One of the major hindrances to get uniform data related to prevalence of malocclusion in India is because of variable ethnic, linguistic, communal nativities. So, it is very difficult to screen the whole population of entire country to interpret the results for application. Moreover, selecting a specific population to access the prevalence is also difficult as variations are observed among the same set of population. Hence, we incorporated 9219 school children of 12-15 years age group residing in Telangana region. The primary objective of the assessment is to determine the prevalence of malocclusion & dental anomalies to estimate the treatment needs of a population as a basis for planning of orthodontic services. Recording malocclusion is important for document purpose which serves as data for planning orthodontic service to the community. Among various types of quantitative methods,16 WHO/FDI basic method is one such tool which provides a common morphology basis for studies of prevalence of malocclusion in various parts of the world as well as for studies into methods for assessing the need and demand for treatment of malocclusion. Table 1
The prevalence of Class I malocclusion with positive dental finding is found to be higher (57.6%) compared to Class II and Class III malocclusion. This can be attributed in accordance with study done by Sandhu S. S, 2012 as Class I malocclusion is the most prevalent malocclusion in India followed by Class II and Class III. The prevalence of Class II malocclusion (14.9%) is found to be higher than the average Class II malocclusion ion other parts of southern India where it is around (5%) [Sadhu S. S]. The prevalence of Class III malocclusion (2.8%) is also different from regions of India like 1.4% in Rajasthan 2.3% in Bangalore 3.4% in Delhi [Das U. M]. These finding are different from Caucasians (0.8%) and Chinese (4%) population.
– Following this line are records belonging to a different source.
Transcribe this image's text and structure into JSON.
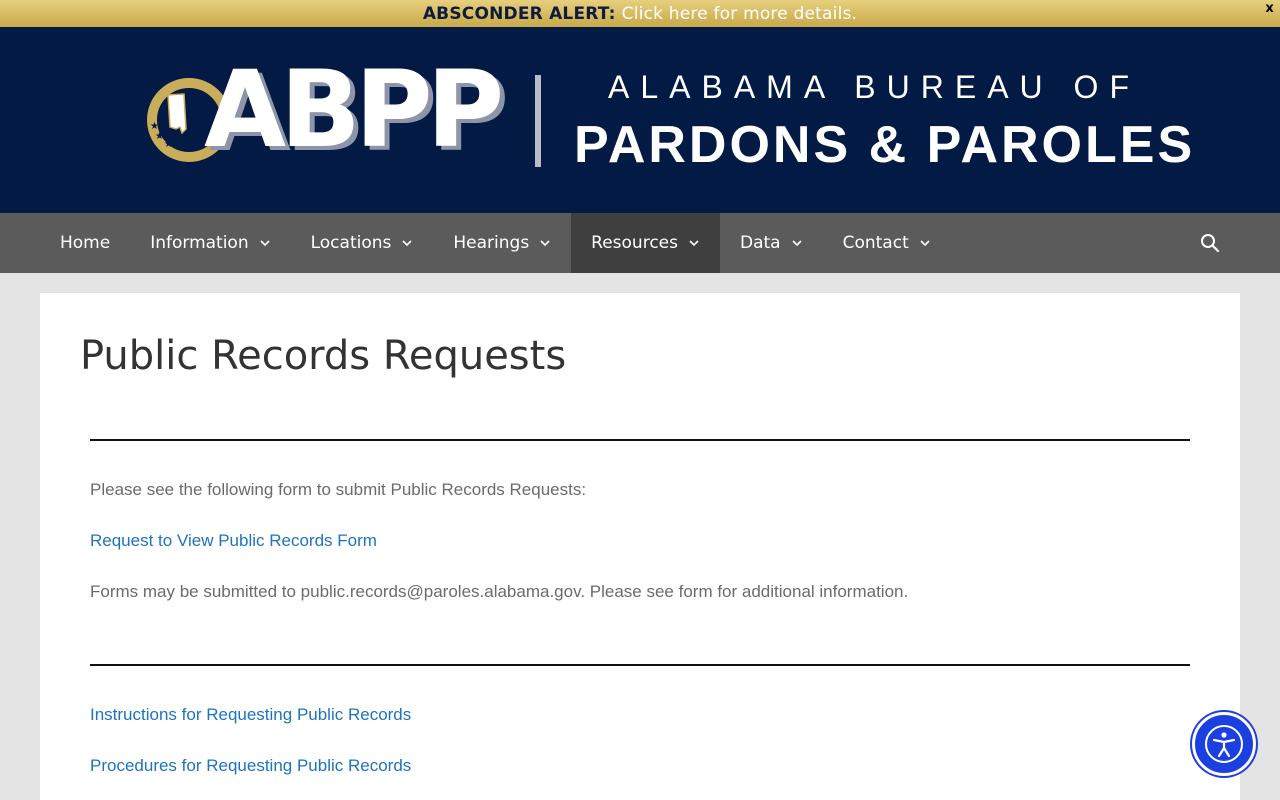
{
  "alert": {
    "label": "ABSCONDER ALERT:",
    "link_text": "Click here for more details.",
    "close_label": "x"
  },
  "header": {
    "logo_abbr": "ABPP",
    "logo_line1": "ALABAMA BUREAU OF",
    "logo_line2": "PARDONS & PAROLES"
  },
  "nav": {
    "items": [
      {
        "label": "Home",
        "has_dropdown": false
      },
      {
        "label": "Information",
        "has_dropdown": true
      },
      {
        "label": "Locations",
        "has_dropdown": true
      },
      {
        "label": "Hearings",
        "has_dropdown": true
      },
      {
        "label": "Resources",
        "has_dropdown": true,
        "active": true
      },
      {
        "label": "Data",
        "has_dropdown": true
      },
      {
        "label": "Contact",
        "has_dropdown": true
      }
    ],
    "search_icon": "search-icon"
  },
  "main": {
    "title": "Public Records Requests",
    "intro": "Please see the following form to submit Public Records Requests:",
    "form_link": "Request to View Public Records Form",
    "note": "Forms may be submitted to public.records@paroles.alabama.gov. Please see form for additional information.",
    "instructions_link": "Instructions for Requesting Public Records",
    "procedures_link": "Procedures for Requesting Public Records"
  },
  "accessibility": {
    "icon": "accessibility-icon"
  },
  "colors": {
    "alert_gold": "#d4b961",
    "header_navy": "#031a45",
    "nav_gray": "#5b5b5b",
    "nav_active": "#3f3f3f",
    "link_blue": "#1e73be",
    "a11y_blue": "#1b3fe0"
  }
}
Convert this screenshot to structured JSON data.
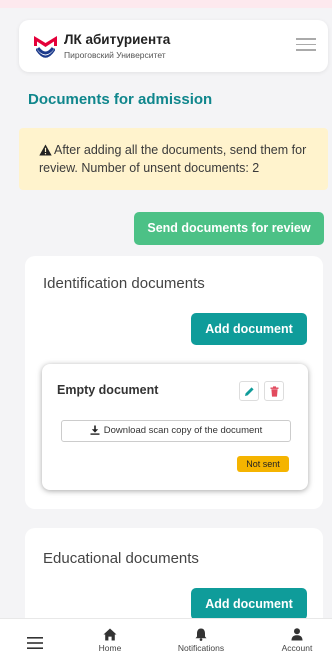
{
  "header": {
    "title": "ЛК абитуриента",
    "subtitle": "Пироговский Университет"
  },
  "page": {
    "title": "Documents for admission"
  },
  "alert": {
    "text": "After adding all the documents, send them for review. Number of unsent documents: 2"
  },
  "actions": {
    "send_label": "Send documents for review"
  },
  "sections": [
    {
      "title": "Identification documents",
      "add_label": "Add document",
      "documents": [
        {
          "title": "Empty document",
          "download_label": "Download scan copy of the document",
          "status": "Not sent"
        }
      ]
    },
    {
      "title": "Educational documents",
      "add_label": "Add document"
    }
  ],
  "bottom_nav": {
    "items": [
      {
        "label": "",
        "icon": "menu-icon"
      },
      {
        "label": "Home",
        "icon": "home-icon"
      },
      {
        "label": "Notifications",
        "icon": "bell-icon"
      },
      {
        "label": "Account",
        "icon": "user-icon"
      }
    ]
  },
  "colors": {
    "accent": "#0f868c",
    "button_teal": "#0f9c9a",
    "button_green": "#4cc186",
    "alert_bg": "#fff3cd",
    "status_badge": "#f5b400",
    "brand_red": "#e4003a",
    "brand_blue": "#1b3a8c"
  }
}
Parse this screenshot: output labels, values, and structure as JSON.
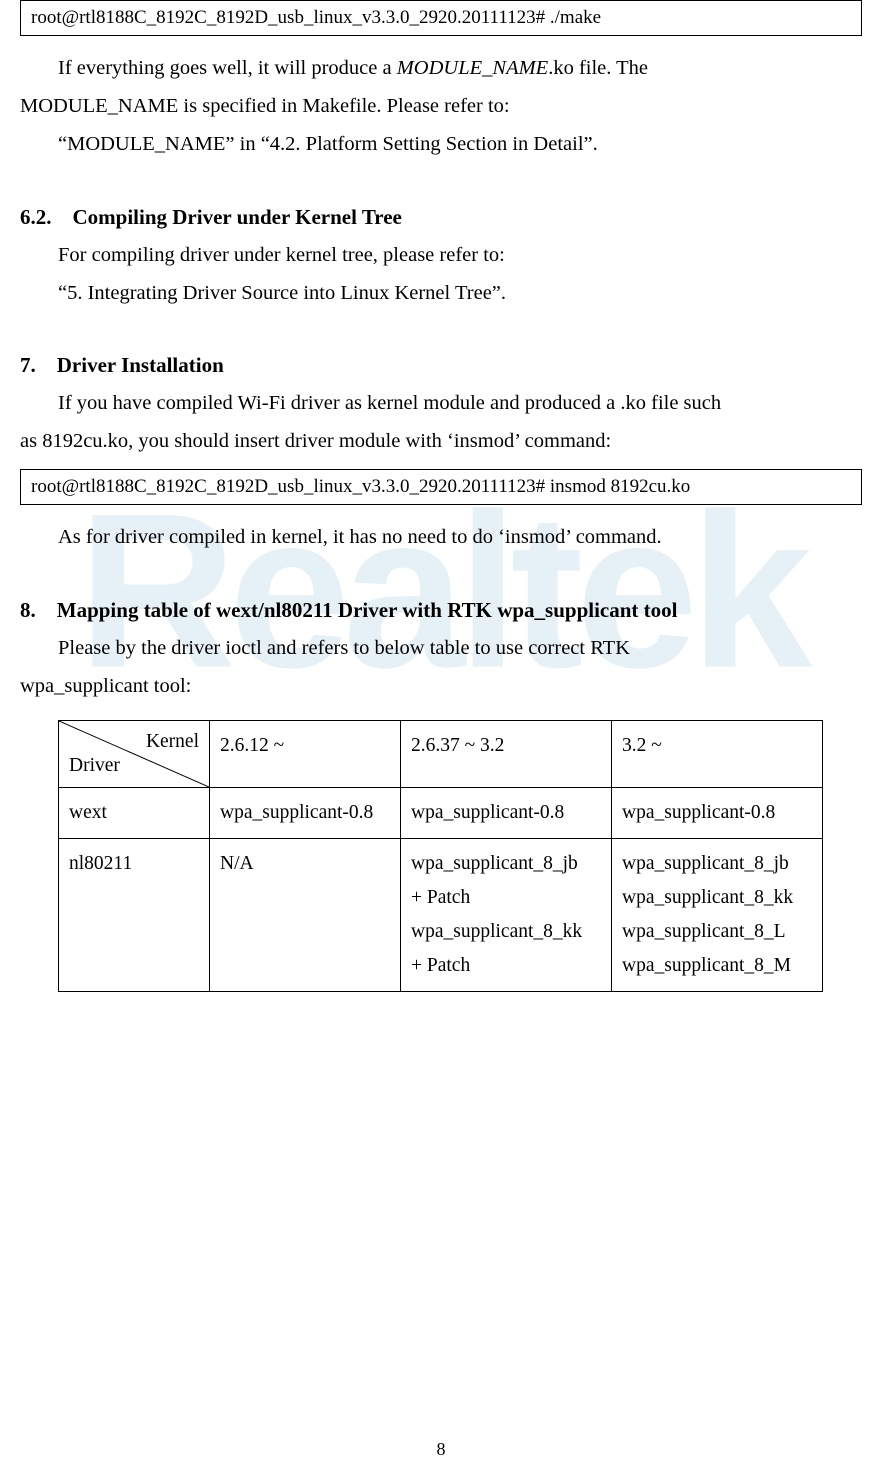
{
  "watermark": "Realtek",
  "cmd1": "root@rtl8188C_8192C_8192D_usb_linux_v3.3.0_2920.20111123# ./make",
  "p1_a": "If everything goes well, it will produce a ",
  "p1_i": "MODULE_NAME",
  "p1_b": ".ko file. The",
  "p2": "MODULE_NAME is specified in Makefile. Please refer to:",
  "p3": "“MODULE_NAME” in “4.2. Platform Setting Section in Detail”.",
  "h62": "6.2. Compiling Driver under Kernel Tree",
  "p4": "For compiling driver under kernel tree, please refer to:",
  "p5": "“5. Integrating Driver Source into Linux Kernel Tree”.",
  "h7": "7. Driver Installation",
  "p6": "If you have compiled Wi-Fi driver as kernel module and produced a .ko file such",
  "p7": "as 8192cu.ko, you should insert driver module with ‘insmod’ command:",
  "cmd2": "root@rtl8188C_8192C_8192D_usb_linux_v3.3.0_2920.20111123# insmod 8192cu.ko",
  "p8": "As for driver compiled in kernel, it has no need to do ‘insmod’ command.",
  "h8": "8. Mapping table of wext/nl80211 Driver with RTK wpa_supplicant tool",
  "p9": "Please by the driver ioctl and refers to below table to use correct RTK",
  "p10": "wpa_supplicant tool:",
  "table": {
    "diag_top": "Kernel",
    "diag_bot": "Driver",
    "cols": [
      "2.6.12 ~",
      "2.6.37 ~ 3.2",
      "3.2 ~"
    ],
    "rows": [
      {
        "name": "wext",
        "c1": "wpa_supplicant-0.8",
        "c2": "wpa_supplicant-0.8",
        "c3": "wpa_supplicant-0.8"
      },
      {
        "name": "nl80211",
        "c1": "N/A",
        "c2": "wpa_supplicant_8_jb + Patch wpa_supplicant_8_kk + Patch",
        "c3": "wpa_supplicant_8_jb wpa_supplicant_8_kk wpa_supplicant_8_L wpa_supplicant_8_M"
      }
    ]
  },
  "pagenum": "8",
  "chart_data": {
    "type": "table",
    "title": "Mapping table of wext/nl80211 Driver with RTK wpa_supplicant tool",
    "row_header": "Driver",
    "col_header": "Kernel",
    "columns": [
      "2.6.12 ~",
      "2.6.37 ~ 3.2",
      "3.2 ~"
    ],
    "rows": [
      {
        "driver": "wext",
        "2.6.12 ~": "wpa_supplicant-0.8",
        "2.6.37 ~ 3.2": "wpa_supplicant-0.8",
        "3.2 ~": "wpa_supplicant-0.8"
      },
      {
        "driver": "nl80211",
        "2.6.12 ~": "N/A",
        "2.6.37 ~ 3.2": "wpa_supplicant_8_jb + Patch; wpa_supplicant_8_kk + Patch",
        "3.2 ~": "wpa_supplicant_8_jb; wpa_supplicant_8_kk; wpa_supplicant_8_L; wpa_supplicant_8_M"
      }
    ]
  }
}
Gender comparison in class I malocclusion
Among the male subject’s overjet, overbite and crowding were found to be higher, whereas in female subjects’ overbite is found to be higher in our study.
Gender comparison in class II malocclusion
Among the male subject’s overjet is found to be higher and in female subjects both overjet and overbite are found to be higher in our study.
Gender comparison in class III malocclusion
Among both male and female subjects’ overjet is found to be higher in the study.
There is no evidence for segregated comparison among male and female subjects in class I, II & III malocclusions using WHO/FDI tool in Indian population to contradict the results of the present study.